The Department of Homeland Security (DHS) has issued a final rule that finalizes policies related to making a public charge inadmissibility determination.
CHA applauds DHS for finalizing policies that ensure individuals who choose to access health-related benefits and other supplemental government services available to them, including most Medicaid benefits (except for long-term institutionalization) and the Children’s Health Insurance Program, will not be penalized when evaluating permanent residency applications.
DHS will also not consider non-cash benefits provided by other government agencies, including food and nutrition assistance such as the Supplemental Nutrition Assistance Program; disaster assistance received under the Stafford Act; pandemic assistance; benefits received via a tax credit or deduction; and government pensions or other earned benefits.
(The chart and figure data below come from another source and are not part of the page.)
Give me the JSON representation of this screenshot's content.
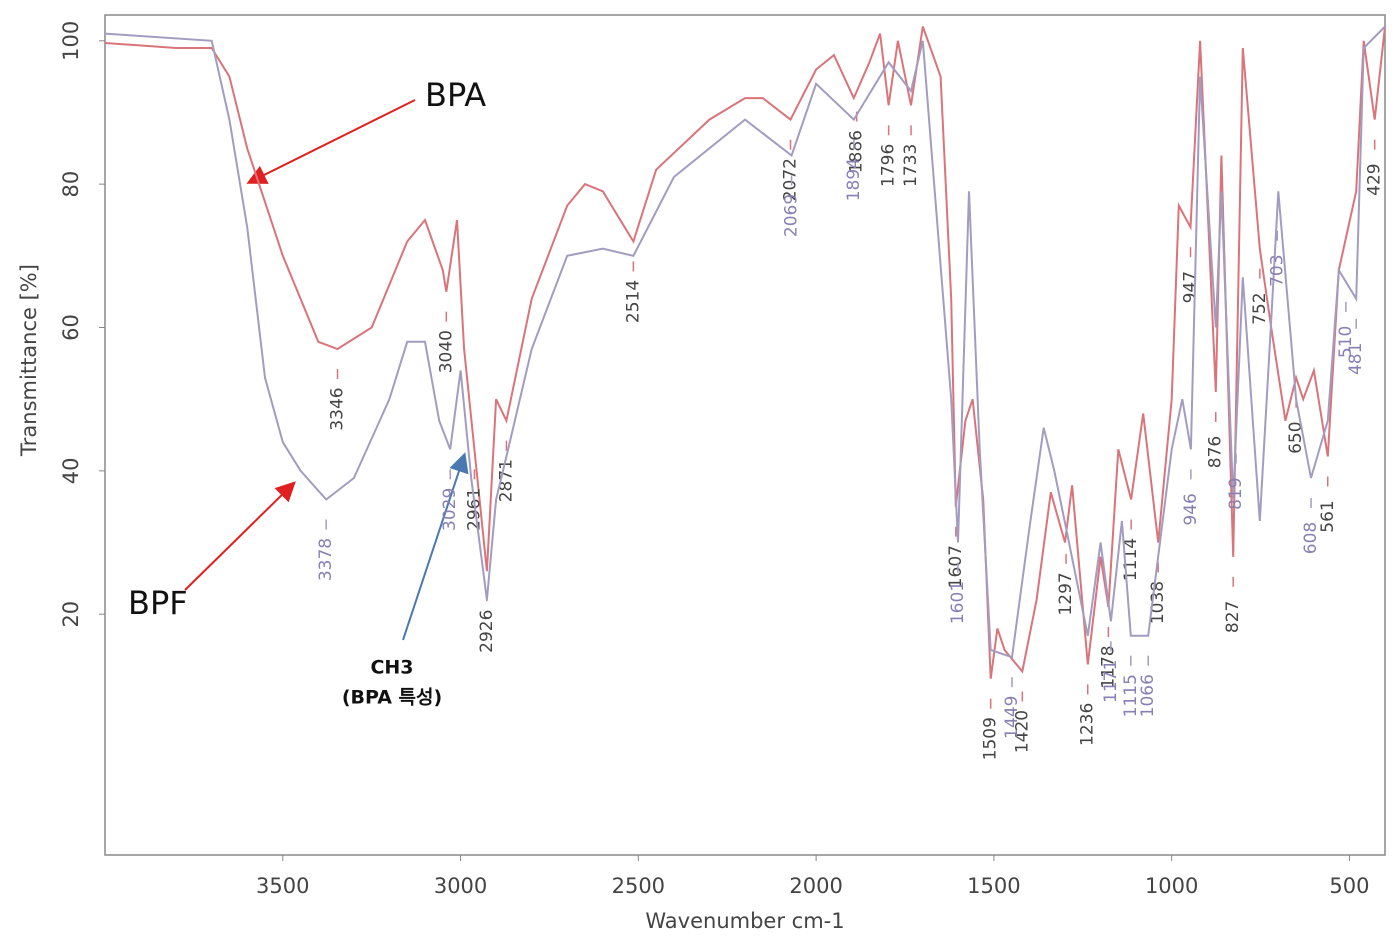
{
  "chart_data": {
    "type": "line",
    "xlabel": "Wavenumber cm-1",
    "ylabel": "Transmittance [%]",
    "xlim": [
      4000,
      400
    ],
    "ylim": [
      -13.6,
      103.6
    ],
    "xticks": [
      3500,
      3000,
      2500,
      2000,
      1500,
      1000,
      500
    ],
    "yticks": [
      20,
      40,
      60,
      80,
      100
    ],
    "grid": false,
    "annotations": [
      "CH3",
      "(BPA 특성)"
    ],
    "series": [
      {
        "name": "BPA",
        "color": "#d9747a",
        "x": [
          4000,
          3800,
          3700,
          3650,
          3600,
          3500,
          3400,
          3346,
          3250,
          3150,
          3100,
          3050,
          3040,
          3010,
          2990,
          2961,
          2926,
          2900,
          2871,
          2800,
          2700,
          2650,
          2600,
          2514,
          2450,
          2300,
          2200,
          2150,
          2072,
          2000,
          1950,
          1894,
          1850,
          1820,
          1796,
          1770,
          1733,
          1700,
          1650,
          1620,
          1607,
          1580,
          1560,
          1530,
          1509,
          1490,
          1470,
          1420,
          1380,
          1340,
          1300,
          1280,
          1236,
          1200,
          1178,
          1150,
          1114,
          1080,
          1038,
          1000,
          980,
          947,
          920,
          900,
          876,
          860,
          827,
          800,
          752,
          720,
          680,
          650,
          630,
          600,
          561,
          530,
          481,
          460,
          429,
          400
        ],
        "values": [
          99.7,
          99,
          99,
          95,
          85,
          70,
          58,
          57,
          60,
          72,
          75,
          68,
          65,
          75,
          57,
          43,
          26,
          50,
          47,
          64,
          77,
          80,
          79,
          72,
          82,
          89,
          92,
          92,
          89,
          96,
          98,
          92,
          97,
          101,
          91,
          100,
          91,
          102,
          95,
          64,
          35,
          47,
          50,
          36,
          11,
          18,
          15,
          12,
          22,
          37,
          30,
          38,
          13,
          28,
          21,
          43,
          36,
          48,
          30,
          50,
          77,
          74,
          100,
          78,
          51,
          84,
          28,
          99,
          71,
          60,
          47,
          53,
          50,
          54,
          42,
          68,
          79,
          100,
          89,
          102
        ],
        "peak_labels": [
          "3346",
          "3040",
          "2961",
          "2926",
          "2871",
          "2514",
          "2072",
          "1886",
          "1796",
          "1733",
          "1607",
          "1509",
          "1420",
          "1297",
          "1236",
          "1178",
          "1114",
          "1038",
          "947",
          "876",
          "827",
          "752",
          "650",
          "561",
          "429"
        ]
      },
      {
        "name": "BPF",
        "color": "#a39cc0",
        "x": [
          4000,
          3700,
          3650,
          3600,
          3550,
          3500,
          3450,
          3378,
          3300,
          3200,
          3150,
          3100,
          3060,
          3029,
          3000,
          2970,
          2926,
          2900,
          2871,
          2800,
          2700,
          2600,
          2514,
          2400,
          2200,
          2069,
          2000,
          1894,
          1796,
          1733,
          1700,
          1620,
          1601,
          1570,
          1540,
          1509,
          1449,
          1400,
          1360,
          1330,
          1297,
          1236,
          1200,
          1171,
          1140,
          1115,
          1066,
          1000,
          970,
          946,
          920,
          876,
          860,
          827,
          800,
          752,
          720,
          700,
          650,
          608,
          561,
          530,
          481,
          460,
          400
        ],
        "values": [
          101,
          100,
          89,
          74,
          53,
          44,
          40,
          36,
          39,
          50,
          58,
          58,
          47,
          43,
          54,
          39,
          22,
          36,
          42,
          57,
          70,
          71,
          70,
          81,
          89,
          84,
          94,
          89,
          97,
          93,
          100,
          50,
          30,
          79,
          43,
          15,
          14,
          32,
          46,
          40,
          32,
          17,
          30,
          19,
          33,
          17,
          17,
          43,
          50,
          43,
          95,
          60,
          79,
          36,
          67,
          33,
          61,
          79,
          50,
          39,
          47,
          68,
          64,
          99,
          102
        ],
        "peak_labels": [
          "3378",
          "3029",
          "2069",
          "1894",
          "1601",
          "1449",
          "1171",
          "1115",
          "1066",
          "946",
          "819",
          "703",
          "608",
          "510",
          "481"
        ]
      }
    ]
  }
}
Receipt of cash-based benefits such as Supplemental Security Income, Temporary Assistance for Needy Families, and other similar programs will not automatically exclude an individual from admission or green card eligibility and will instead be considered in a “totality of the circumstances” analysis.
In the comments CHA submitted in response to the proposed rulemaking, CHA praised DHS for proposing policies that address many of the concerns that contributed to the chilling effect of the 2019 public charge final rule. CHA strongly supported proposed policies that limit public charge determinations to specific benefits for subsistence, consideration of the totality of circumstances, and clarifying that only receipt of public benefits by named beneficiaries are considered in public charge inadmissibility determinations.